A Typology of Foxhunters, Part 7: Strivers

We continue with another excerpt from the Foxhunter Typologies. This week’s posting addresses Strivers, without whom there would be no foxhunting. Ours is not a sport for namby-pambies. Leadership requires an ability to herd cats, act decisively, and show absolute confidence in any situation. Having demonstrated those abilities in less significant arenas (e.g., industry, governance, space exploration, etc.), the Striver sets his sights on the most challenging undertaking of all – leading a group of unruly foxhunters. Those of us not so constructed, we who are content to simply ride among the ranks, are thankful for our dearly beloved Strivers. Which is not to say, however, that we’re above making the occasional comment regarding those whose backsides we have spent many hours observing. And so we present…


The Striver is an A personality type writ large. He is supremely self-confident and certain that God has put him on this earth to be a leader of men. The job opportunities for cavalry officers are slim these days but serving as a hunt master is the next best thing. His need for dominance extends beyond the hunting field to include all aspects of club management. He can be the most gracious, charming, delightful person you have ever met, a man you would willing follow anywhere and whose biding you would do without question or hesitation. Or he can be the most overbearing, rude, self-focused, nasty, and dictatorial SOB you’ve ever had the misfortune to encounter.
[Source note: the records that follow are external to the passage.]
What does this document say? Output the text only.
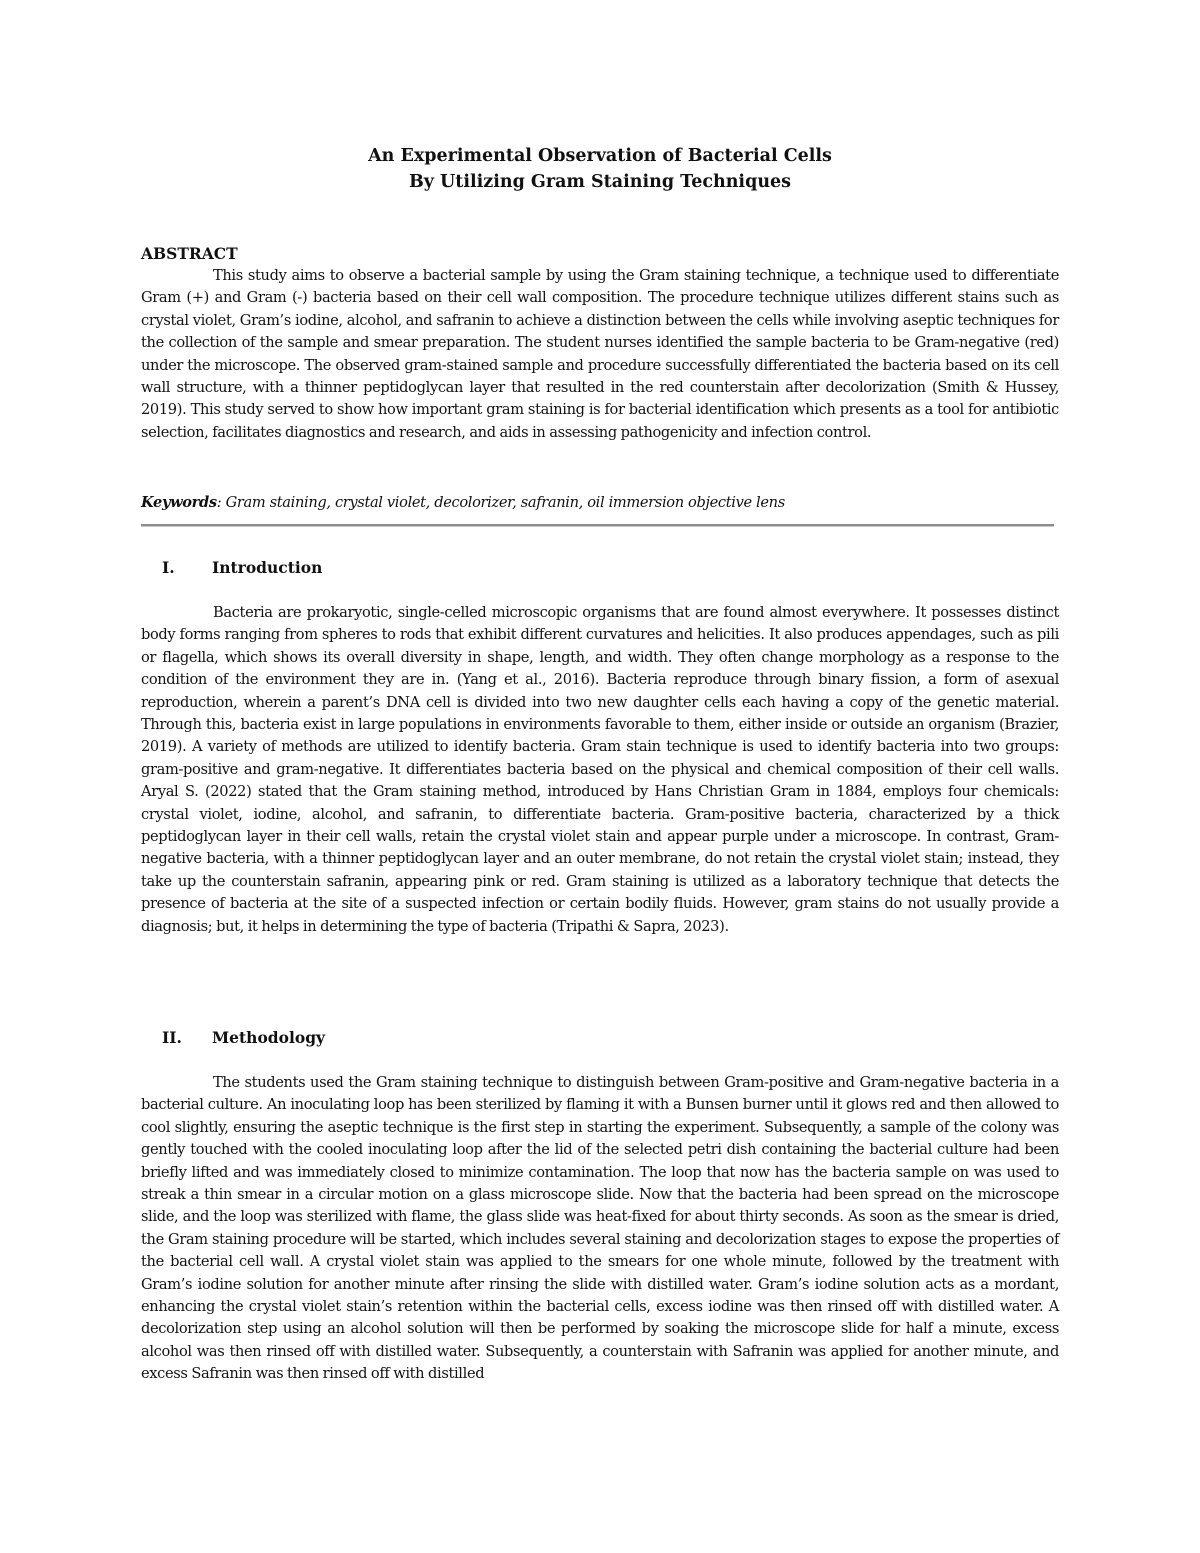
An Experimental Observation of Bacterial Cells
By Utilizing Gram Staining Techniques
ABSTRACT

This study aims to observe a bacterial sample by using the Gram staining technique, a technique used to differentiate Gram (+) and Gram (-) bacteria based on their cell wall composition. The procedure technique utilizes different stains such as crystal violet, Gram’s iodine, alcohol, and safranin to achieve a distinction between the cells while involving aseptic techniques for the collection of the sample and smear preparation. The student nurses identified the sample bacteria to be Gram-negative (red) under the microscope. The observed gram-stained sample and procedure successfully differentiated the bacteria based on its cell wall structure, with a thinner peptidoglycan layer that resulted in the red counterstain after decolorization (Smith & Hussey, 2019). This study served to show how important gram staining is for bacterial identification which presents as a tool for antibiotic selection, facilitates diagnostics and research, and aids in assessing pathogenicity and infection control.

Keywords: Gram staining, crystal violet, decolorizer, safranin, oil immersion objective lens
I. Introduction

Bacteria are prokaryotic, single-celled microscopic organisms that are found almost everywhere. It possesses distinct body forms ranging from spheres to rods that exhibit different curvatures and helicities. It also produces appendages, such as pili or flagella, which shows its overall diversity in shape, length, and width. They often change morphology as a response to the condition of the environment they are in. (Yang et al., 2016). Bacteria reproduce through binary fission, a form of asexual reproduction, wherein a parent’s DNA cell is divided into two new daughter cells each having a copy of the genetic material. Through this, bacteria exist in large populations in environments favorable to them, either inside or outside an organism (Brazier, 2019). A variety of methods are utilized to identify bacteria. Gram stain technique is used to identify bacteria into two groups: gram-positive and gram-negative. It differentiates bacteria based on the physical and chemical composition of their cell walls. Aryal S. (2022) stated that the Gram staining method, introduced by Hans Christian Gram in 1884, employs four chemicals: crystal violet, iodine, alcohol, and safranin, to differentiate bacteria. Gram-positive bacteria, characterized by a thick peptidoglycan layer in their cell walls, retain the crystal violet stain and appear purple under a microscope. In contrast, Gram-negative bacteria, with a thinner peptidoglycan layer and an outer membrane, do not retain the crystal violet stain; instead, they take up the counterstain safranin, appearing pink or red. Gram staining is utilized as a laboratory technique that detects the presence of bacteria at the site of a suspected infection or certain bodily fluids. However, gram stains do not usually provide a diagnosis; but, it helps in determining the type of bacteria (Tripathi & Sapra, 2023).

II. Methodology

The students used the Gram staining technique to distinguish between Gram-positive and Gram-negative bacteria in a bacterial culture. An inoculating loop has been sterilized by flaming it with a Bunsen burner until it glows red and then allowed to cool slightly, ensuring the aseptic technique is the first step in starting the experiment. Subsequently, a sample of the colony was gently touched with the cooled inoculating loop after the lid of the selected petri dish containing the bacterial culture had been briefly lifted and was immediately closed to minimize contamination. The loop that now has the bacteria sample on was used to streak a thin smear in a circular motion on a glass microscope slide. Now that the bacteria had been spread on the microscope slide, and the loop was sterilized with flame, the glass slide was heat-fixed for about thirty seconds. As soon as the smear is dried, the Gram staining procedure will be started, which includes several staining and decolorization stages to expose the properties of the bacterial cell wall. A crystal violet stain was applied to the smears for one whole minute, followed by the treatment with Gram’s iodine solution for another minute after rinsing the slide with distilled water. Gram’s iodine solution acts as a mordant, enhancing the crystal violet stain’s retention within the bacterial cells, excess iodine was then rinsed off with distilled water. A decolorization step using an alcohol solution will then be performed by soaking the microscope slide for half a minute, excess alcohol was then rinsed off with distilled water. Subsequently, a counterstain with Safranin was applied for another minute, and excess Safranin was then rinsed off with distilled
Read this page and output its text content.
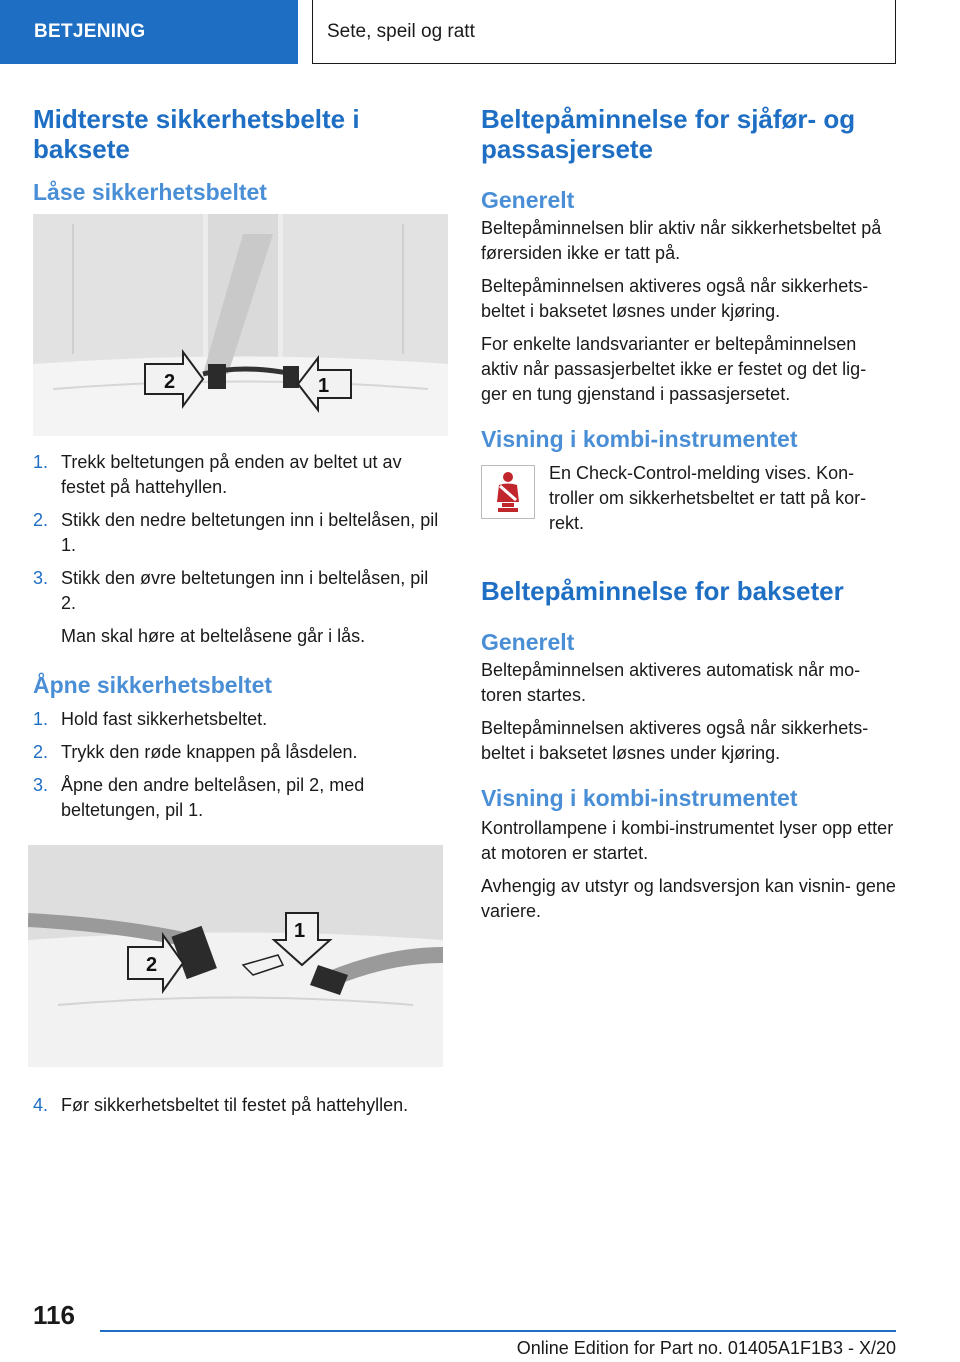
BETJENING	Sete, speil og ratt
Midterste sikkerhetsbelte i baksete
Låse sikkerhetsbeltet
2	1
1. Trekk beltetungen på enden av beltet ut av festet på hattehyllen.
2. Stikk den nedre beltetungen inn i beltelåsen, pil 1.
3. Stikk den øvre beltetungen inn i beltelåsen, pil 2.

Man skal høre at beltelåsene går i lås.

Åpne sikkerhetsbeltet
1. Hold fast sikkerhetsbeltet.
2. Trykk den røde knappen på låsdelen.
3. Åpne den andre beltelåsen, pil 2, med beltetungen, pil 1.
2
1
4. Før sikkerhetsbeltet til festet på hattehyllen.
Beltepåminnelse for sjåfør- og passasjersete
Generelt

Beltepåminnelsen blir aktiv når sikkerhetsbeltet på førersiden ikke er tatt på.

Beltepåminnelsen aktiveres også når sikkerhets- beltet i baksetet løsnes under kjøring.

For enkelte landsvarianter er beltepåminnelsen aktiv når passasjerbeltet ikke er festet og det lig- ger en tung gjenstand i passasjersetet.

Visning i kombi-instrumentet

En Check-Control-melding vises. Kon- troller om sikkerhetsbeltet er tatt på kor- rekt.

Beltepåminnelse for bakseter
Generelt

Beltepåminnelsen aktiveres automatisk når mo- toren startes.

Beltepåminnelsen aktiveres også når sikkerhets- beltet i baksetet løsnes under kjøring.

Visning i kombi-instrumentet

Kontrollampene i kombi-instrumentet lyser opp etter at motoren er startet.

Avhengig av utstyr og landsversjon kan visnin- gene variere.

116
Online Edition for Part no. 01405A1F1B3 - X/20
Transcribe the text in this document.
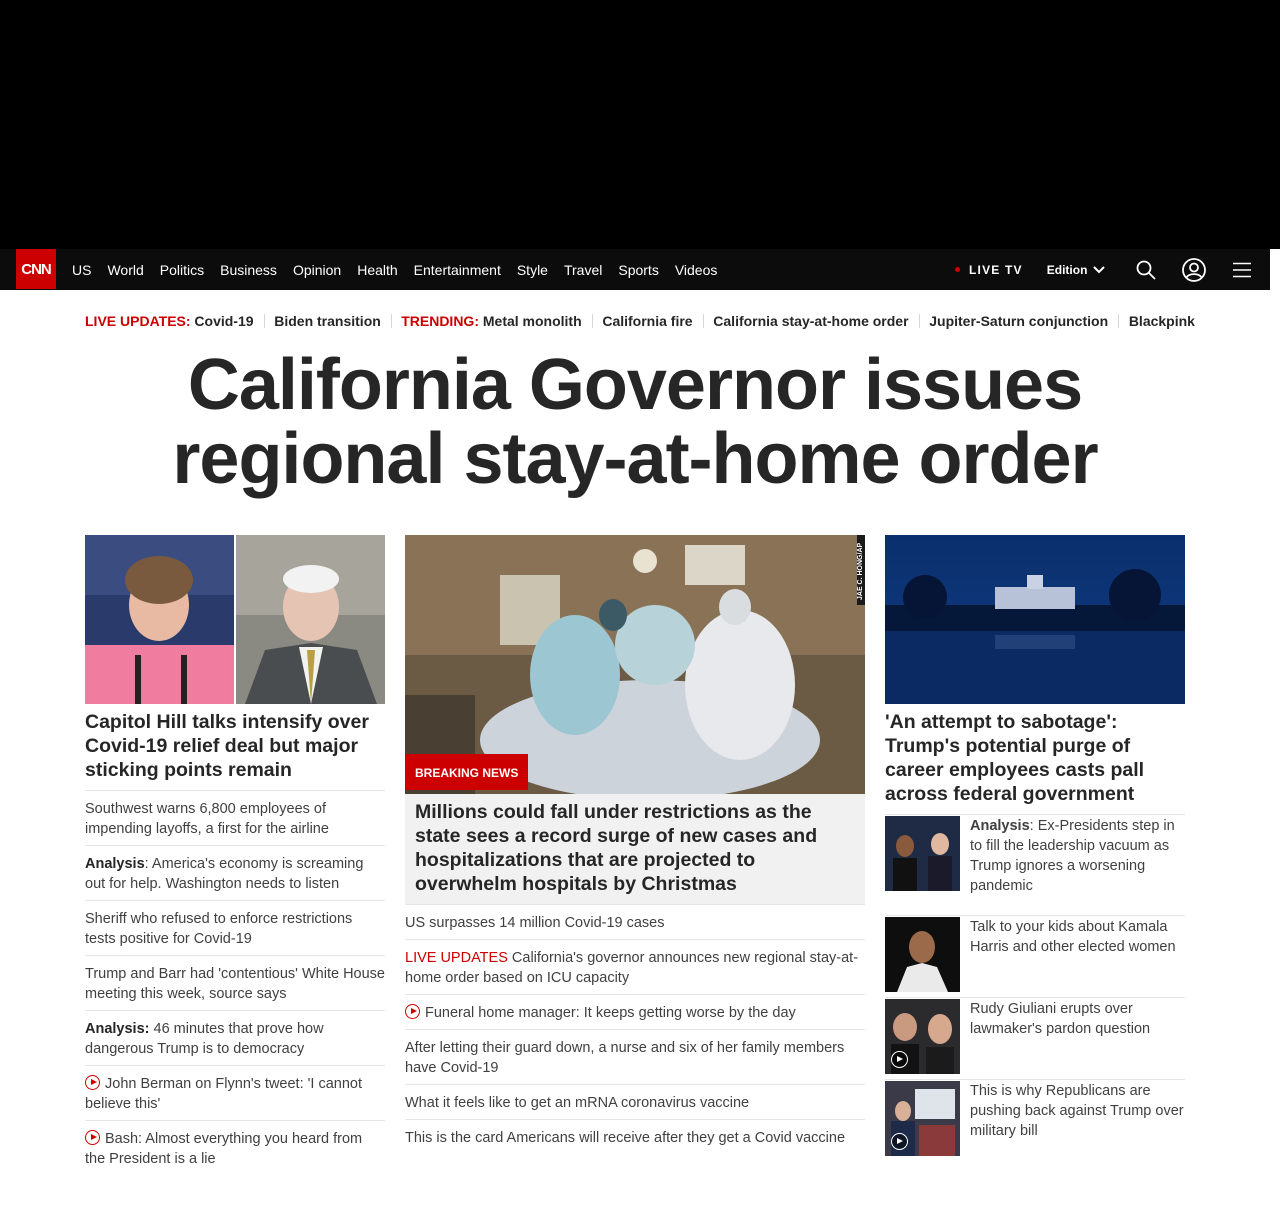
CNN	US World Politics Business Opinion Health Entertainment Style Travel Sports Videos	LIVE TV Edition
LIVE UPDATES:
Covid-19 Biden transition TRENDING:
Metal monolith California fire California stay-at-home order Jupiter-Saturn conjunction Blackpink
California Governor issues
regional stay-at-home order
Capitol Hill talks intensify over Covid-19 relief deal but major sticking points remain
Southwest warns 6,800 employees of impending layoffs, a first for the airline
Analysis: America's economy is screaming out for help. Washington needs to listen
Sheriff who refused to enforce restrictions tests positive for Covid-19
Trump and Barr had 'contentious' White House meeting this week, source says
Analysis: 46 minutes that prove how dangerous Trump is to democracy
John Berman on Flynn's tweet: 'I cannot believe this'
Bash: Almost everything you heard from the President is a lie
JAE C. HONG/AP
BREAKING NEWS
Millions could fall under restrictions as the state sees a record surge of new cases and hospitalizations that are projected to overwhelm hospitals by Christmas
US surpasses 14 million Covid-19 cases
LIVE UPDATES California's governor announces new regional stay-at-home order based on ICU capacity
Funeral home manager: It keeps getting worse by the day
After letting their guard down, a nurse and six of her family members have Covid-19
What it feels like to get an mRNA coronavirus vaccine
This is the card Americans will receive after they get a Covid vaccine
'An attempt to sabotage': Trump's potential purge of career employees casts pall across federal government
Analysis: Ex-Presidents step in to fill the leadership vacuum as Trump ignores a worsening pandemic
Talk to your kids about Kamala Harris and other elected women
Rudy Giuliani erupts over lawmaker's pardon question
This is why Republicans are pushing back against Trump over military bill
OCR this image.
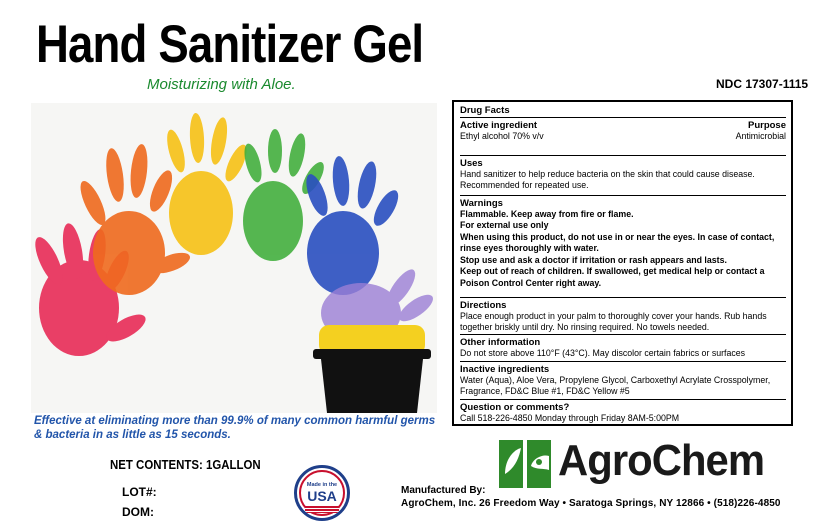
Hand Sanitizer Gel
Moisturizing with Aloe.	NDC 17307-1115
Effective at eliminating more than 99.9% of many common harmful germs & bacteria in as little as 15 seconds.
NET CONTENTS: 1GALLON
LOT#:
DOM:
Made in the
USA	Manufactured By:
AgroChem, Inc. 26 Freedom Way • Saratoga Springs, NY 12866 • (518)226-4850
AgroChem
Drug Facts
Active ingredient	Purpose
Ethyl alcohol 70% v/v	Antimicrobial
Uses
Hand sanitizer to help reduce bacteria on the skin that could cause disease. Recommended for repeated use.
Warnings
Flammable. Keep away from fire or flame.
For external use only
When using this product, do not use in or near the eyes. In case of contact, rinse eyes thoroughly with water.
Stop use and ask a doctor if irritation or rash appears and lasts.
Keep out of reach of children. If swallowed, get medical help or contact a Poison Control Center right away.
Directions
Place enough product in your palm to thoroughly cover your hands. Rub hands together briskly until dry. No rinsing required. No towels needed.
Other information
Do not store above 110°F (43°C). May discolor certain fabrics or surfaces
Inactive ingredients
Water (Aqua), Aloe Vera, Propylene Glycol, Carboxethyl Acrylate Crosspolymer, Fragrance, FD&C Blue #1, FD&C Yellow #5
Question or comments?
Call 518-226-4850 Monday through Friday 8AM-5:00PM
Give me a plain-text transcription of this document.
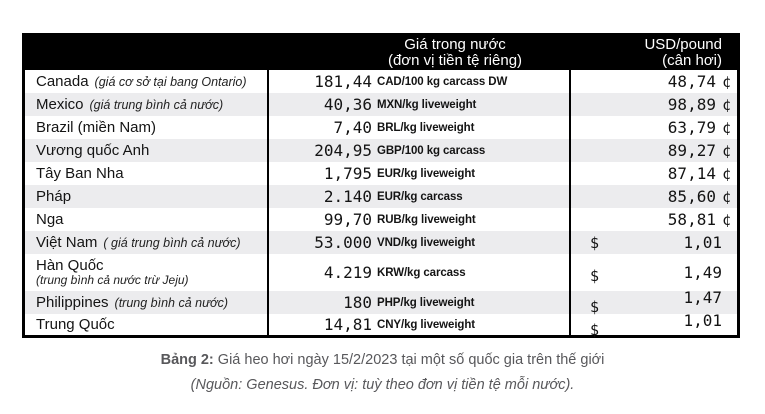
Giá trong nước
(đơn vị tiền tệ riêng)
USD/pound
(cân hơi)
Canada (giá cơ sở tại bang Ontario)	181,44 CAD/100 kg carcass DW	48,74 ¢
Mexico (giá trung bình cả nước)	40,36 MXN/kg liveweight	98,89 ¢
Brazil (miền Nam)	7,40 BRL/kg liveweight	63,79 ¢
Vương quốc Anh	204,95 GBP/100 kg carcass	89,27 ¢
Tây Ban Nha	1,795 EUR/kg liveweight	87,14 ¢
Pháp	2.140 EUR/kg carcass	85,60 ¢
Nga	99,70 RUB/kg liveweight	58,81 ¢
Việt Nam ( giá trung bình cả nước)	53.000 VND/kg liveweight	$	1,01
Hàn Quốc
(trung bình cả nước trừ Jeju)	4.219 KRW/kg carcass	$	1,49
Philippines (trung bình cả nước)	180 PHP/kg liveweight	$	1,47
Trung Quốc	14,81 CNY/kg liveweight	$	1,01
Bảng 2: Giá heo hơi ngày 15/2/2023 tại một số quốc gia trên thế giới
(Nguồn: Genesus. Đơn vị: tuỳ theo đơn vị tiền tệ mỗi nước).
These opposing traits are often embodied in the same person.

A lifetime of striving has brought him wealth, property, and position (along with multiple mistresses and at least one trophy wife). His land makes up a substantial portion of the hunt’s territory and without his generous support the club would suffer immensely. He may have even started the club himself and owns the kennels, hounds, and staff residence outright.

Many Strivers are not content to simply lead the field while the hired help hunts the hounds. Instead, they take over this role as well, fully convinced that not one person in the entire world can do the job as expertly as they can. Not only must all people bow to the Striver’s will but so must hounds and horses. The one creature capable of foiling the Striver’s quest for total dominance over all that moves is the fox himself. The need to bring this wily opponent into submission fuels the Striver’s passion for the chase. It may be that the Striver considers the fox alone to be his equal for wits, drive, boldness, and supreme self-confidence in the face of overwhelming odds. In a contest of three dozen foxhounds versus one fox, the Striver will always identify with the fox.

Not every master is a Striver. But every Striver is either a master or is steadily working his way toward obtaining that office. If the current hunt doesn’t offer sufficient opportunity, he’ll either switch to another club more likely to need his redoubtable leadership skills or break away and start his own, appointing himself master and huntsman.

Other than a few lingering old fashioned customs of dress and speech, foxhunting is, for the most part, a gender-neutral sport. The use of the masculine pronoun in the paragraphs above notwithstanding, a woman is just as likely to be a master as is a man. And she is equally likely to fit the Striver profile. Some are even rumored to have testicles. Or wish they did.